The price for the imported Model S in China, equipped with a premium 85 kilowatt hour battery pack, puts the car in the same bracket there as Volkswagen AG’s Audi S5 sedan and Bayerische Motoren Werke AG’s 5-series GT sedan, according to Autohome, a car-pricing website. It’s also 50 percent more expensive than in the U.S., where the equivalent model sells for $81,070, according to Tesla’s statement.
“The price of a Model S in China is the same as the price of a Model S in the U.S., adding only unavoidable taxes, customs duties and transportation costs,” the carmaker said in a statement on its website. “If we were to follow standard industry practice, we could get away with charging twice as much for the Model S in China as we do in the U.S.”
Foreign companies have come under scrutiny in China for their pricing practices, with state broadcaster China Central Television producing reports accusing companies from Tata Motors Ltd.’s Jaguar Land Rover to Starbucks Corp. of overcharging consumers in the country.

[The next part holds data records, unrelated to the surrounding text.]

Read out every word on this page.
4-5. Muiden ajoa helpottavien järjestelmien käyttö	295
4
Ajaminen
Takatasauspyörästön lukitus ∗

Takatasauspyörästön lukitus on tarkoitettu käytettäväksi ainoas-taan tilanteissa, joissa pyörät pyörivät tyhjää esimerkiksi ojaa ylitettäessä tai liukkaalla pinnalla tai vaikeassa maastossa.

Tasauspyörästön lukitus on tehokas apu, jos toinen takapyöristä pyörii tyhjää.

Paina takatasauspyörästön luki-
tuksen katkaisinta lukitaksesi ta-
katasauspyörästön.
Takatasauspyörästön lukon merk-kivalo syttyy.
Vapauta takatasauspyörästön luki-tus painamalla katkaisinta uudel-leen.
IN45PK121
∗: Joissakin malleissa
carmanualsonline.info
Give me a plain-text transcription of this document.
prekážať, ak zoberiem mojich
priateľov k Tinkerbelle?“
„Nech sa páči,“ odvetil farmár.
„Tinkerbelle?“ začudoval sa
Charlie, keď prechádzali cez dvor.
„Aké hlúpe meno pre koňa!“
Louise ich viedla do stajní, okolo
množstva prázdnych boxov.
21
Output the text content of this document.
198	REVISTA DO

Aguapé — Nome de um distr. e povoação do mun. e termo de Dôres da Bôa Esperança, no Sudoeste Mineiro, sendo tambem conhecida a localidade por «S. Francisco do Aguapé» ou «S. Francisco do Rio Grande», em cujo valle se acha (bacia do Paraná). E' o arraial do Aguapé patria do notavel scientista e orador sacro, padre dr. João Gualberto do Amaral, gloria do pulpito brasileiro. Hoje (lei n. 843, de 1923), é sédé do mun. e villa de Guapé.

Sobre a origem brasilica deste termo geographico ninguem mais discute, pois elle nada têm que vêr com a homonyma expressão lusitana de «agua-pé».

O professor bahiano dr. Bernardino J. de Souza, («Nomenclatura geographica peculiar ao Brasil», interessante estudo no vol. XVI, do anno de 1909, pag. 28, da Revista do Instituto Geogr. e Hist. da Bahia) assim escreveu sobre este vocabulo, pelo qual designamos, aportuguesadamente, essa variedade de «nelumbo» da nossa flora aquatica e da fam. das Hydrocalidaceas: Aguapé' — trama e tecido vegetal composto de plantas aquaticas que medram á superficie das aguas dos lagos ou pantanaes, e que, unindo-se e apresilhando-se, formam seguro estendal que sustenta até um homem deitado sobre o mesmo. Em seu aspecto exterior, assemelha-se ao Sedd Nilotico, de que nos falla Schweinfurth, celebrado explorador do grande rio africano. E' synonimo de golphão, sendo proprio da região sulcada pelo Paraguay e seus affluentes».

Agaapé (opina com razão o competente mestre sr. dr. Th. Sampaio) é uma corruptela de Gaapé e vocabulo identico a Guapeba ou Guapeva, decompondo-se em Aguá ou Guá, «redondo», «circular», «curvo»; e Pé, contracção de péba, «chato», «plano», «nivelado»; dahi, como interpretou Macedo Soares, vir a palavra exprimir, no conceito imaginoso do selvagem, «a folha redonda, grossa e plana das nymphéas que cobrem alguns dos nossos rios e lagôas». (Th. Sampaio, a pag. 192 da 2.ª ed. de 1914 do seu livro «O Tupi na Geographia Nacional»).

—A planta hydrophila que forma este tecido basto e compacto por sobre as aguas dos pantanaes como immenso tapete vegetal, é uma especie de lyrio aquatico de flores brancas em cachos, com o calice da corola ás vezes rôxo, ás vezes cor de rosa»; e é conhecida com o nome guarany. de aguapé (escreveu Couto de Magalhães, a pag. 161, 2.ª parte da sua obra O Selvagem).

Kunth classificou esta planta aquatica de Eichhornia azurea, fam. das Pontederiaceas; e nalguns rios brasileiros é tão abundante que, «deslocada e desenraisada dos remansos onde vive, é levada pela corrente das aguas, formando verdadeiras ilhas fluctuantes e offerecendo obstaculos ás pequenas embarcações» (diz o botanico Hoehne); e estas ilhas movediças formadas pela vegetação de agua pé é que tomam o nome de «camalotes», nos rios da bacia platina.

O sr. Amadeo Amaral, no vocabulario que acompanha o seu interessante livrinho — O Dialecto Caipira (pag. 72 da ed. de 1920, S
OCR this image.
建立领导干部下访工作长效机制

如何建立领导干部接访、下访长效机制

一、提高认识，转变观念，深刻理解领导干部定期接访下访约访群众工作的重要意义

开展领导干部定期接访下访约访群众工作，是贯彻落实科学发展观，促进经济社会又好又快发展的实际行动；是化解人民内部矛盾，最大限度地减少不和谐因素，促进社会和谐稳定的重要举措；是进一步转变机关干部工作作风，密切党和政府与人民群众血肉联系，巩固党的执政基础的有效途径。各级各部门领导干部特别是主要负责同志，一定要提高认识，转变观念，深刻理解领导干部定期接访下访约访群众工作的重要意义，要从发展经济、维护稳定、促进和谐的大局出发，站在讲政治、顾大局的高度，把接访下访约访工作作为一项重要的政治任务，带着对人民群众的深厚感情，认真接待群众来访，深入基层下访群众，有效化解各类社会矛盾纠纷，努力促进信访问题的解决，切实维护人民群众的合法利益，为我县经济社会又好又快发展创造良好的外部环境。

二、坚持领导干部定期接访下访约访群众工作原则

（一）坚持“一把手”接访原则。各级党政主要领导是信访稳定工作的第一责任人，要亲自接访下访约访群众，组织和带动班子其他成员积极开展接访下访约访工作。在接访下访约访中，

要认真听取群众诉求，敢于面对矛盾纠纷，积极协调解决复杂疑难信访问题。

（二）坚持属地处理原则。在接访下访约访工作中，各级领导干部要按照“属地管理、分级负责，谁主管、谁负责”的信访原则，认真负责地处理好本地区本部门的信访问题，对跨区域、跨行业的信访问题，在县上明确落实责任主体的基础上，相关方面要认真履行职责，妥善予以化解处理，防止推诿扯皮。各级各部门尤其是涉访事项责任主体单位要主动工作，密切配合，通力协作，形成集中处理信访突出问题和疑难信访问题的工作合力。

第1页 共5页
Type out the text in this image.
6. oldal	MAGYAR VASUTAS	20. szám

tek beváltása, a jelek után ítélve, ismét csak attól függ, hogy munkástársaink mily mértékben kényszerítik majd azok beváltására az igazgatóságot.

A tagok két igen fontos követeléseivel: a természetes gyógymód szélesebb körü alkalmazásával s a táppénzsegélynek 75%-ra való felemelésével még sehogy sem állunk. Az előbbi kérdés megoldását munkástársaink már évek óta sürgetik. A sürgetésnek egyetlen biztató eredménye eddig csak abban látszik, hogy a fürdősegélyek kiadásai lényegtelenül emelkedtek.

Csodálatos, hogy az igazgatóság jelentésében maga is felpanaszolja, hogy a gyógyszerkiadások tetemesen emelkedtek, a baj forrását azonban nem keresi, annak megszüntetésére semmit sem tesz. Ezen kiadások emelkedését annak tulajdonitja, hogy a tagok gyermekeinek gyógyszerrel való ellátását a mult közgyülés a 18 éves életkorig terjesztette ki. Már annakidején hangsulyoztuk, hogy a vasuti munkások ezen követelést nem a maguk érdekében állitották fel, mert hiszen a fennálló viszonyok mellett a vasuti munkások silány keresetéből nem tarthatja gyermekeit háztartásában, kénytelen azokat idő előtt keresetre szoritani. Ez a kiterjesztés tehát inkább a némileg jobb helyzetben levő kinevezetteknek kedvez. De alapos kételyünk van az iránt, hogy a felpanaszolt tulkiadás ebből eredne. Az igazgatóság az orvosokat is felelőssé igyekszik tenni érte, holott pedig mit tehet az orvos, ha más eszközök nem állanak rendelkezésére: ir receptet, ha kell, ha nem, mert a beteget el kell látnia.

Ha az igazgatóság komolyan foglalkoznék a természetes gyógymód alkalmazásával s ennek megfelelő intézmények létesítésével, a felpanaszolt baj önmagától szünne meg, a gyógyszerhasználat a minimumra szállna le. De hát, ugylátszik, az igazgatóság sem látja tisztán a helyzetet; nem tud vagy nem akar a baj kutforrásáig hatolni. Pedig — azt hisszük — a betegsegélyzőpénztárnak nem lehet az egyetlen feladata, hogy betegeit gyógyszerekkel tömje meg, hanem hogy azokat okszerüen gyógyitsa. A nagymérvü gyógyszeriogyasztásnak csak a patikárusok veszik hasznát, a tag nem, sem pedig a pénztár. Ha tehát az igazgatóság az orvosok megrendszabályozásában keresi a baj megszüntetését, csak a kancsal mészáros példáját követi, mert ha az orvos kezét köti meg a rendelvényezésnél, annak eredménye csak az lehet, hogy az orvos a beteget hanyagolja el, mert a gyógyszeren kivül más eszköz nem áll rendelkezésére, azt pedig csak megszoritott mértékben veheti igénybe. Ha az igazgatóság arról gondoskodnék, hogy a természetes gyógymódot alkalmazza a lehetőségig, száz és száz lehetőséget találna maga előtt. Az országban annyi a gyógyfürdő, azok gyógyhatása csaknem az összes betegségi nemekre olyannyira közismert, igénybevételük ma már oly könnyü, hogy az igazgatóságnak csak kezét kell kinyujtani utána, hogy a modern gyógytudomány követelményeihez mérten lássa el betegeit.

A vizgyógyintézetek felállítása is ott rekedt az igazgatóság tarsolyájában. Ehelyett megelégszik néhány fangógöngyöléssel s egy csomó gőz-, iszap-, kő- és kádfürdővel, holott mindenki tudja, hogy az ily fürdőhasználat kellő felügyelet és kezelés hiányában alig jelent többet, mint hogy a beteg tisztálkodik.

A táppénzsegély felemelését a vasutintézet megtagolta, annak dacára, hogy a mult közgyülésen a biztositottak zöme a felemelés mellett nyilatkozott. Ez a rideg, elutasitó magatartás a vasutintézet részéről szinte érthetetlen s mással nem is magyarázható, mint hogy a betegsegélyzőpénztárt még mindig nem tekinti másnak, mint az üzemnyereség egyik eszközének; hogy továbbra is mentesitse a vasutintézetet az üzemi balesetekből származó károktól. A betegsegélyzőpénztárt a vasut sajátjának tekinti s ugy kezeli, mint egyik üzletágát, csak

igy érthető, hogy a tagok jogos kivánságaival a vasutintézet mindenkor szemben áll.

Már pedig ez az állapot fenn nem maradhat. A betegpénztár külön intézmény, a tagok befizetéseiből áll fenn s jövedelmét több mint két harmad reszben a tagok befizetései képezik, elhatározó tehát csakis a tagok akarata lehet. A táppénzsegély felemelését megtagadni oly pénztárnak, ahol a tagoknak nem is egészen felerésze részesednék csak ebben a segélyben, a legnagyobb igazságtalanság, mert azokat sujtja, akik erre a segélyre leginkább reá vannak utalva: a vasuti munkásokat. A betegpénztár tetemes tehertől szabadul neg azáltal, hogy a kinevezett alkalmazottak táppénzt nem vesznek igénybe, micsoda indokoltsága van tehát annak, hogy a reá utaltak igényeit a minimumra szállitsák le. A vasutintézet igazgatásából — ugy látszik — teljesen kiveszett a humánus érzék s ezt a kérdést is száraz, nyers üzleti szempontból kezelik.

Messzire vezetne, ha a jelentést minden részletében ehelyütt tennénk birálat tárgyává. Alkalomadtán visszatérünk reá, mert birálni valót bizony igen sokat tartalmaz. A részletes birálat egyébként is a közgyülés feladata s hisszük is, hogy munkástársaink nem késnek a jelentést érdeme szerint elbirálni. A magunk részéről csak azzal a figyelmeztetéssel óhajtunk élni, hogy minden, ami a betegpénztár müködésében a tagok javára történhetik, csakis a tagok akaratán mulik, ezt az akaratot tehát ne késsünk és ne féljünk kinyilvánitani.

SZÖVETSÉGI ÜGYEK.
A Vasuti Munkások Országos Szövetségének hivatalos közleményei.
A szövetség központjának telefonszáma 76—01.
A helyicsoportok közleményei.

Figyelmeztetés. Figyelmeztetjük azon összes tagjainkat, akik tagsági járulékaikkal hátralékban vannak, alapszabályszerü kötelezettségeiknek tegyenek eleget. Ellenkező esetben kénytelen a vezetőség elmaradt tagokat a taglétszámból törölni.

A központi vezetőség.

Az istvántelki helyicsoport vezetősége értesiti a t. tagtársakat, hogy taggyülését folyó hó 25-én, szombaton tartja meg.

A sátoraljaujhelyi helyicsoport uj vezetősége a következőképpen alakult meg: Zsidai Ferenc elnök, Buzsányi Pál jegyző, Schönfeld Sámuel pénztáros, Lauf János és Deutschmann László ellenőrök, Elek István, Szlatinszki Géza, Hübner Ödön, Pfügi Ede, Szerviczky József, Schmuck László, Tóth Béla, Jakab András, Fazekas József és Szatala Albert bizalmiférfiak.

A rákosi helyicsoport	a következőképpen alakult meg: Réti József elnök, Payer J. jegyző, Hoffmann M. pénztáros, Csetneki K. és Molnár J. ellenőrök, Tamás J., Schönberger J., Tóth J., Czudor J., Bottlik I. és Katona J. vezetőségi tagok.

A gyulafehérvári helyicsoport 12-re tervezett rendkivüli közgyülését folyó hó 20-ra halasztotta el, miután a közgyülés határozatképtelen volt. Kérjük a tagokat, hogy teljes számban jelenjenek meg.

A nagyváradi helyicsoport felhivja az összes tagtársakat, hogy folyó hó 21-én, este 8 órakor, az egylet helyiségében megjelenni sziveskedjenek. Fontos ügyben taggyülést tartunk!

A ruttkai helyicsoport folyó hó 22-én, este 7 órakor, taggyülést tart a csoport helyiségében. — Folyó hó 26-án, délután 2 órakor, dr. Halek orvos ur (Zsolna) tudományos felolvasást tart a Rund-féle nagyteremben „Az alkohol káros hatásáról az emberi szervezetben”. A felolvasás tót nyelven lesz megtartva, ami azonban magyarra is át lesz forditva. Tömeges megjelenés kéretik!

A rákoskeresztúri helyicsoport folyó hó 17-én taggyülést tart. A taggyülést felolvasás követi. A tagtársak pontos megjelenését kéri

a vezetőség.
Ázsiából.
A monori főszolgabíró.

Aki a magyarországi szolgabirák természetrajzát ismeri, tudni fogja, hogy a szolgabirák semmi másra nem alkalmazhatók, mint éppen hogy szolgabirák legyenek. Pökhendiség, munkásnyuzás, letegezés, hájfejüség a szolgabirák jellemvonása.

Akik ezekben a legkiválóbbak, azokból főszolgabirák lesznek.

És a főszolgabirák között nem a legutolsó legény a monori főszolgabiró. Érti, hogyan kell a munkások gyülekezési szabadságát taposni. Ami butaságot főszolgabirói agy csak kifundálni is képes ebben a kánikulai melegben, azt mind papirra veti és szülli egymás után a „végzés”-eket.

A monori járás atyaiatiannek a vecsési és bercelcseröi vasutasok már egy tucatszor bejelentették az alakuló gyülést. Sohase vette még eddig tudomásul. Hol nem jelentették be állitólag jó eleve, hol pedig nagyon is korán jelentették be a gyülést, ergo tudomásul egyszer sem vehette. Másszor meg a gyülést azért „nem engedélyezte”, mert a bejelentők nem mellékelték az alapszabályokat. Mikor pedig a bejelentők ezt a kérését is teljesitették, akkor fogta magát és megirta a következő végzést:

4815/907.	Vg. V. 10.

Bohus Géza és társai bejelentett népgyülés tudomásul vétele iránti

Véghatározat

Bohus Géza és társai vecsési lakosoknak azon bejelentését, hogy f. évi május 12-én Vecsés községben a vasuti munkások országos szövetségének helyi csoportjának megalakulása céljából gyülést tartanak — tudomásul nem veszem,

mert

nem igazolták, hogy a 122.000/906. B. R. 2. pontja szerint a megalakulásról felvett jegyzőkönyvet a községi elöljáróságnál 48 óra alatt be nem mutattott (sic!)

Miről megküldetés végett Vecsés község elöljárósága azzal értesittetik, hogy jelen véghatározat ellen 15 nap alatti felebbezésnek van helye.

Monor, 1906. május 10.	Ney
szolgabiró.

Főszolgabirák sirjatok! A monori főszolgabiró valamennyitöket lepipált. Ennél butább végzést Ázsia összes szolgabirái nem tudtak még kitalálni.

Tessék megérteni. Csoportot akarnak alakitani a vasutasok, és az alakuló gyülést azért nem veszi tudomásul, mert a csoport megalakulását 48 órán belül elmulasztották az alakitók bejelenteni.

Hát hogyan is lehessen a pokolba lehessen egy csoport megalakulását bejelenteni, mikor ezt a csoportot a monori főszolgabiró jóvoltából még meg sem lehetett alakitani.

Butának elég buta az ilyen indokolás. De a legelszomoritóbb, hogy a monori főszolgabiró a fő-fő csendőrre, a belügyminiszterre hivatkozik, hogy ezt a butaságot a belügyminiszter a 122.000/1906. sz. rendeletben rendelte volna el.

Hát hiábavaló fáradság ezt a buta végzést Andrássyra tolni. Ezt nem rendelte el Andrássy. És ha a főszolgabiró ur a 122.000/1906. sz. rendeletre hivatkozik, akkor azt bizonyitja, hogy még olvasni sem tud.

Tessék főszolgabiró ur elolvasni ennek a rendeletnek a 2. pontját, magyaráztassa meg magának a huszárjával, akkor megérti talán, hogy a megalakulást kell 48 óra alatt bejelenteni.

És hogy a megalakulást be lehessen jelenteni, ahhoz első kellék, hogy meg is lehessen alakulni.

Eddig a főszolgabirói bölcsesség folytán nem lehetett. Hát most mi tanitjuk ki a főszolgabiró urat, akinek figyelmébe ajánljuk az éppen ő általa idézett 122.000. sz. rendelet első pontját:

“It’s a good price,” John Zeng, Shanghai-based managing director of researcher LMC Automotive, said of Tesla’s Model S. “This should attract premium customers to try this product, especially in big cities.”
Tesla fell 0.7 percent to $177.25 at 9:48 a.m. New York time. The stock more than quadrupled last year.
Tesla’s entry is also being closely watched by other automakers that have been trying to convince local consumers that electric vehicles are worth the hassle. China is lagging behind its target to have 5 million alternative energy-powered vehicles by 2020 because of a lack of charging stations and high costs, even amid mounting public concerns over worsening air pollution.
At Tesla’s flagship store in a Beijing mall populated by high-end boutiques such as Van Cleef & Arpels and Mulberry, hotelier Kevin Chen says he’s interested in buying the Model S to bump up his green credentials.
“I heard about the car from my friends overseas and we are very interested in getting one,” said Chen, a 28-year-old hotel businessman. “Smog in China is getting so bad that we should do whatever we can to help.”
Tesla has received several hundred reservations since it started taking orders in August, Veronica Wu, Tesla China’s vice president, said in an interview in Beijing today. She declined to provide specific figures, saying buyers need to pay a 250,000 yuan deposit to reserve a car.
“We have very high expectations for the China market,” she said. “To a large extent, China will be a growth engine for Tesla in the future.”